The challenges of data monetization
The problem with the DASHBOARD Act, of course, is that there is no universally agreed way to value data. Data monetization is still very much a “black box” in which a lot of variables and inputs go into figuring out the total value of the data. A lot depends on context, and how valuable the data is perceived to be to advertisers. Presumably, a young, single, affluent user with plenty of disposable income who is “friends” with a lot of brands on social media would be a lot more attractive to a typical advertiser (e.g. a big auto company) than users in other demographic or psychographic groups.

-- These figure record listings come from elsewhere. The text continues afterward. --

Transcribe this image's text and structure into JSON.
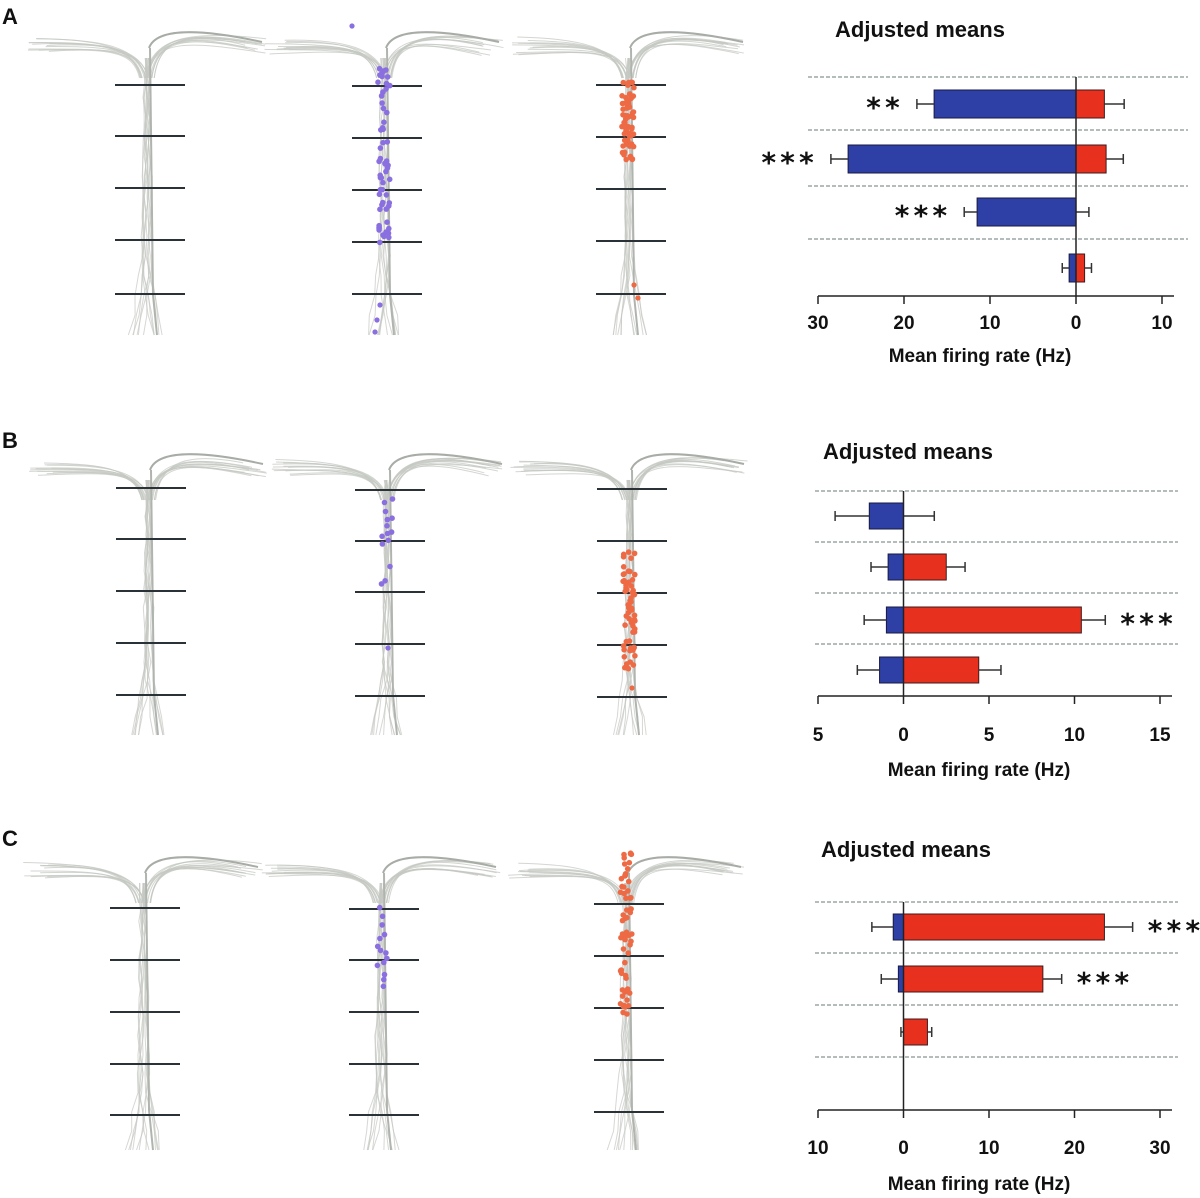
{
  "panels": [
    {
      "letter": "A",
      "sig_A": "**",
      "sig_B": "***",
      "sig_C": "***"
    },
    {
      "letter": "B",
      "sig_A": "***"
    },
    {
      "letter": "C",
      "sig_A": "***",
      "sig_B": "***"
    }
  ],
  "colors": {
    "left_bar": "#2e3fa6",
    "right_bar": "#e8301e",
    "neuron_trace": "#c4c8c2",
    "purple_dots": "#8a6fe0",
    "orange_dots": "#ee6a44",
    "marker_line": "#2a3238",
    "dashed_rule": "#6a7a7a"
  },
  "chart_data": [
    {
      "type": "bar",
      "orientation": "horizontal-diverging",
      "title": "Adjusted means",
      "xlabel": "Mean firing rate (Hz)",
      "xlim": [
        -30,
        10
      ],
      "ticks": [
        -30,
        -20,
        -10,
        0,
        10
      ],
      "tick_labels": [
        "30",
        "20",
        "10",
        "0",
        "10"
      ],
      "rows": [
        {
          "left": 16.5,
          "left_err": 2,
          "right": 3.3,
          "right_err": 2.3,
          "sig": "**",
          "sig_side": "left"
        },
        {
          "left": 26.5,
          "left_err": 2,
          "right": 3.5,
          "right_err": 2,
          "sig": "***",
          "sig_side": "left"
        },
        {
          "left": 11.5,
          "left_err": 1.5,
          "right": 0,
          "right_err": 1.5,
          "sig": "***",
          "sig_side": "left"
        },
        {
          "left": 0.8,
          "left_err": 0.8,
          "right": 1,
          "right_err": 0.8,
          "sig": "",
          "sig_side": ""
        }
      ]
    },
    {
      "type": "bar",
      "orientation": "horizontal-diverging",
      "title": "Adjusted means",
      "xlabel": "Mean firing rate (Hz)",
      "xlim": [
        -5,
        15
      ],
      "ticks": [
        -5,
        0,
        5,
        10,
        15
      ],
      "tick_labels": [
        "5",
        "0",
        "5",
        "10",
        "15"
      ],
      "rows": [
        {
          "left": 2,
          "left_err": 2,
          "right": 0,
          "right_err": 1.8,
          "sig": "",
          "sig_side": ""
        },
        {
          "left": 0.9,
          "left_err": 1,
          "right": 2.5,
          "right_err": 1.1,
          "sig": "",
          "sig_side": ""
        },
        {
          "left": 1,
          "left_err": 1.3,
          "right": 10.4,
          "right_err": 1.4,
          "sig": "***",
          "sig_side": "right"
        },
        {
          "left": 1.4,
          "left_err": 1.3,
          "right": 4.4,
          "right_err": 1.3,
          "sig": "",
          "sig_side": ""
        }
      ]
    },
    {
      "type": "bar",
      "orientation": "horizontal-diverging",
      "title": "Adjusted means",
      "xlabel": "Mean firing rate (Hz)",
      "xlim": [
        -10,
        30
      ],
      "ticks": [
        -10,
        0,
        10,
        20,
        30
      ],
      "tick_labels": [
        "10",
        "0",
        "10",
        "20",
        "30"
      ],
      "rows": [
        {
          "left": 1.2,
          "left_err": 2.5,
          "right": 23.5,
          "right_err": 3.3,
          "sig": "***",
          "sig_side": "right"
        },
        {
          "left": 0.6,
          "left_err": 2,
          "right": 16.3,
          "right_err": 2.2,
          "sig": "***",
          "sig_side": "right"
        },
        {
          "left": 0,
          "left_err": 0.3,
          "right": 2.8,
          "right_err": 0.5,
          "sig": "",
          "sig_side": ""
        },
        {
          "left": 0,
          "left_err": 0,
          "right": 0,
          "right_err": 0,
          "sig": "",
          "sig_side": ""
        }
      ]
    }
  ]
}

But you can already start to see the issue here with data monetization – it’s more art than science to make sense of how to value unstructured data such as “likes” or “comments.” There is some data that converts very easily to an economic model of users (such as information about purchases or online buying behavior), but other data that might take a lot more analysis to make sense of and generate a final number. Online, some users sometimes sell their data for mere pennies, while other users manage to sell their personal data for thousands of dollars. Presumably, Big Tech companies like Facebook and Google will look for ways to minimize the value of personal data, while consumer advocates and privacy activists will look for ways to maximize the value of that data.
The current regulatory landscape for tech
Importantly, the new DASHBOARD Act is very much a creation of the current political zeitgeist. On both sides of the political aisle, there is suddenly momentum and willingness to regulate the big tech companies. Slowly but surely, the U.S. Congress is chipping away at important privacy issues, and taking new steps to bring transparency to the shadowy world of data brokering. The two U.S. Senators behind the DASHBOARD Act – Sen. Mark Warner and Sen. Josh Hawley – have already partnered on one bipartisan bill (the “Do Not Track Act”), and they are now moving forward with other initiatives as well.
Given the current regulatory landscape for tech, it’s no longer out of the question that we might see sweeping new federal privacy legislation. That will be a landmark piece of national legislation. Instead of a patchwork quilt of laws with clever names (such as the DASHBOARD Act), there will be one, comprehensive law that spells out exactly what companies can – and cannot – do with user data.